Living and working in Italy for six months in 1984 immersed Jane Zusters in the NeoExpressionist works of the Italian artists of the Transavant-guardia as well as the triptych format of the Renaissance altar painting. In particular she admired the success that Mimmo Paladino had in establishing the connections between disparate elements in the same painting.
She also had the opportunity to attend the Venice Biennale, where Howard Hodgkins was representing Britain with Forty Paintings 1973-84. His work showed her how to make representational pictures of emotional situations, shaped by the rooms they happen in, and the deteriorating memories they survive in. “Howard Hodgkin paints emotional situations just as Cézanne painted apples,” she remembers.
Following these leads, Zusters returned to her studio on the fourth floor of the old Greer’s clothing factory at 38 Douglas Street in Ponsonby in 1985 and began to paint postmodern pictures.
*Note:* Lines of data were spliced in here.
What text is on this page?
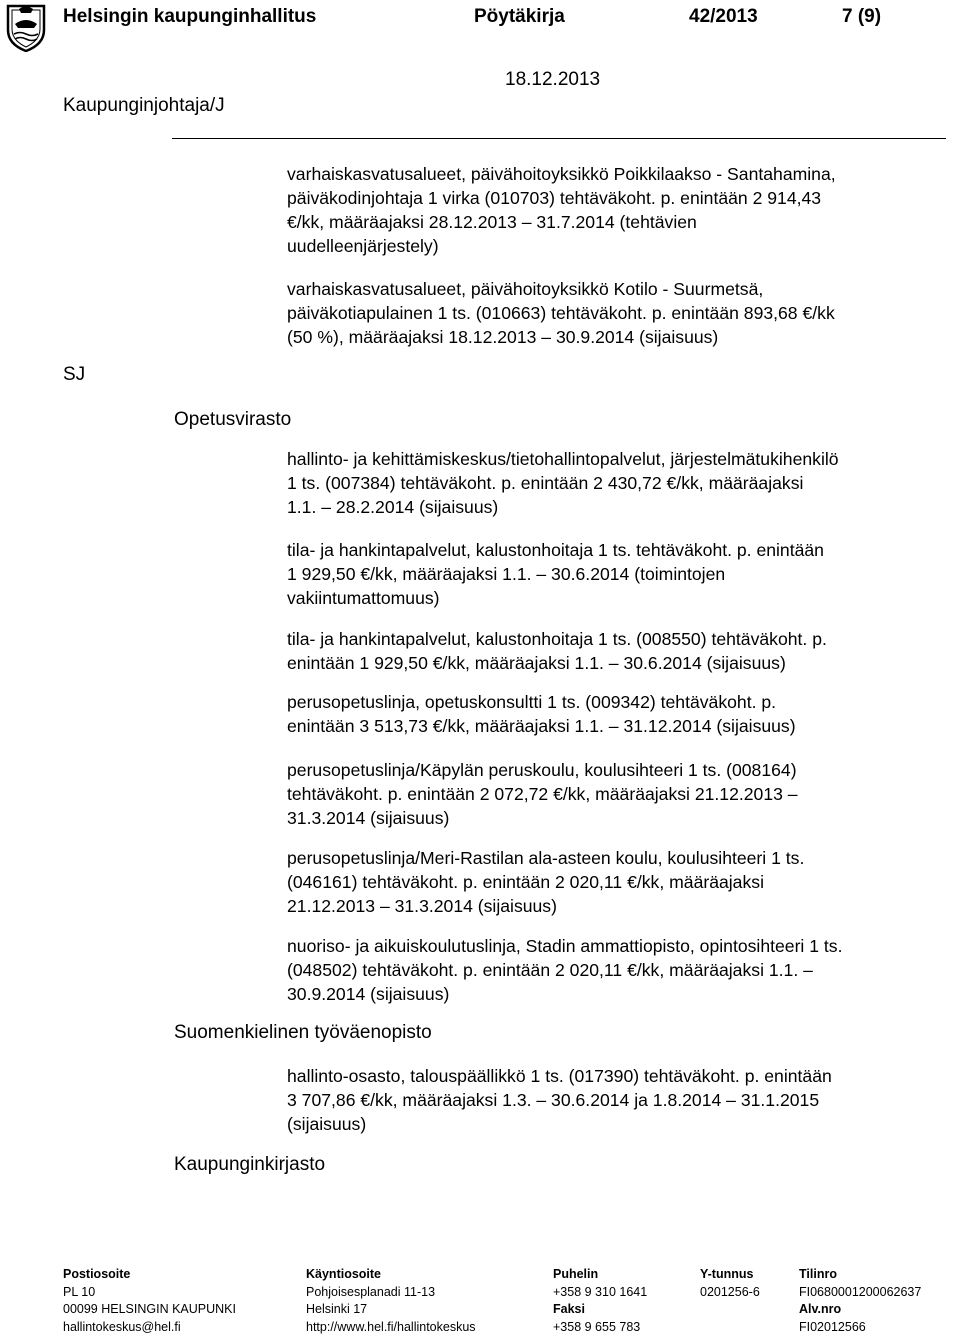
Helsingin kaupunginhallitus	Pöytäkirja	42/2013	7 (9)
Kaupunginjohtaja/J
18.12.2013
SJ
Opetusvirasto
Suomenkielinen työväenopisto
Kaupunginkirjasto
varhaiskasvatusalueet, päivähoitoyksikkö Poikkilaakso - Santahamina,
päiväkodinjohtaja 1 virka (010703) tehtäväkoht. p. enintään 2 914,43
€/kk, määräajaksi 28.12.2013 – 31.7.2014 (tehtävien
uudelleenjärjestely)
varhaiskasvatusalueet, päivähoitoyksikkö Kotilo - Suurmetsä,
päiväkotiapulainen 1 ts. (010663) tehtäväkoht. p. enintään 893,68 €/kk
(50 %), määräajaksi 18.12.2013 – 30.9.2014 (sijaisuus)
hallinto- ja kehittämiskeskus/tietohallintopalvelut, järjestelmätukihenkilö
1 ts. (007384) tehtäväkoht. p. enintään 2 430,72 €/kk, määräajaksi
1.1. – 28.2.2014 (sijaisuus)
tila- ja hankintapalvelut, kalustonhoitaja 1 ts. tehtäväkoht. p. enintään
1 929,50 €/kk, määräajaksi 1.1. – 30.6.2014 (toimintojen
vakiintumattomuus)
tila- ja hankintapalvelut, kalustonhoitaja 1 ts. (008550) tehtäväkoht. p.
enintään 1 929,50 €/kk, määräajaksi 1.1. – 30.6.2014 (sijaisuus)
perusopetuslinja, opetuskonsultti 1 ts. (009342) tehtäväkoht. p.
enintään 3 513,73 €/kk, määräajaksi 1.1. – 31.12.2014 (sijaisuus)
perusopetuslinja/Käpylän peruskoulu, koulusihteeri 1 ts. (008164)
tehtäväkoht. p. enintään 2 072,72 €/kk, määräajaksi 21.12.2013 –
31.3.2014 (sijaisuus)
perusopetuslinja/Meri-Rastilan ala-asteen koulu, koulusihteeri 1 ts.
(046161) tehtäväkoht. p. enintään 2 020,11 €/kk, määräajaksi
21.12.2013 – 31.3.2014 (sijaisuus)
nuoriso- ja aikuiskoulutuslinja, Stadin ammattiopisto, opintosihteeri 1 ts.
(048502) tehtäväkoht. p. enintään 2 020,11 €/kk, määräajaksi 1.1. –
30.9.2014 (sijaisuus)
hallinto-osasto, talouspäällikkö 1 ts. (017390) tehtäväkoht. p. enintään
3 707,86 €/kk, määräajaksi 1.3. – 30.6.2014 ja 1.8.2014 – 31.1.2015
(sijaisuus)
Postiosoite
PL 10
00099 HELSINGIN KAUPUNKI
hallintokeskus@hel.fi
Käyntiosoite
Pohjoisesplanadi 11-13
Helsinki 17
http://www.hel.fi/hallintokeskus
Puhelin
+358 9 310 1641
Faksi
+358 9 655 783
Y-tunnus
0201256-6
Tilinro
FI0680001200062637
Alv.nro
FI02012566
Closely involved with both the peace movement and feminism, she was visited there by Christine Chabon, the first French agent to come to New Zealand before the bombing of the Rainbow Warrior. After the police found Zusters’ name and address on board the yacht Ouvea, they too, visited her studio. This triptych contains traces of that time, with the gun in the third panel (titled “Muse Madness”) a reference to the cloak-and-dagger aspect of espionage to which she had been exposed.
Time puts intense emotions in perspective; Zusters tries to take them out again. She does this with a mixture of recognisable and completely abstract shapes, because aspects of the subjects which she paints pictures about would lose their meaning if they were too specifically presented. She therefore finds herself forced into metaphor, while still littering her panels with clues for the viewer to follow.
The first panel in this triptych features the abbreviation for the artist’s hometown, Christchurch, at upper left. Being both the place where she was born in 1951 and where she studied for degrees in Fine Arts and English, Christchurch remains her spiritual home, where she now lives again in the suburb of Linwood. This panel is loaded with gestural mark-making and sgraffito, a technique which originated in Italy - of scratching into the wet surface with a stick to reveal the layers beneath. Mostly black and white, this turns out to be a painting about a feeling of diffidence that faltered; an emotional situation lost not because it passed, but because it didn't happen. Like a blast from a CO2 fire extinguisher, the hot, lusty reds have been framed - and kept at a distance - by an icy cloud of scratchy white paint, sexlessly frotted on with brush that, like the moment, dried up. As a counterpoint to all this possibility is the neat little collar and tie of conformity, tucked in on the right.
In the central panel, “Two Selves”, the outline of the artist’s smiling face regards her doppelganger across a complex architectural interior, articulated by brushy passages of white paint.
Again in the third panel, two heads face each other, forming a pattern that can be read as either a vase or two profiles. A sense of hollowness creeps in through the stark section of descending stairs leading to an ossuary of bones at the bottom, and a skull shape looms menacingly through the window on the right. Yet despite this scary scenario, the artist has hope for fresh beginnings. A bright pink and yellow sunrise is on the horizon: seen beyond the crypt, it captures a sense of lively renewal that characterises the idea of new life.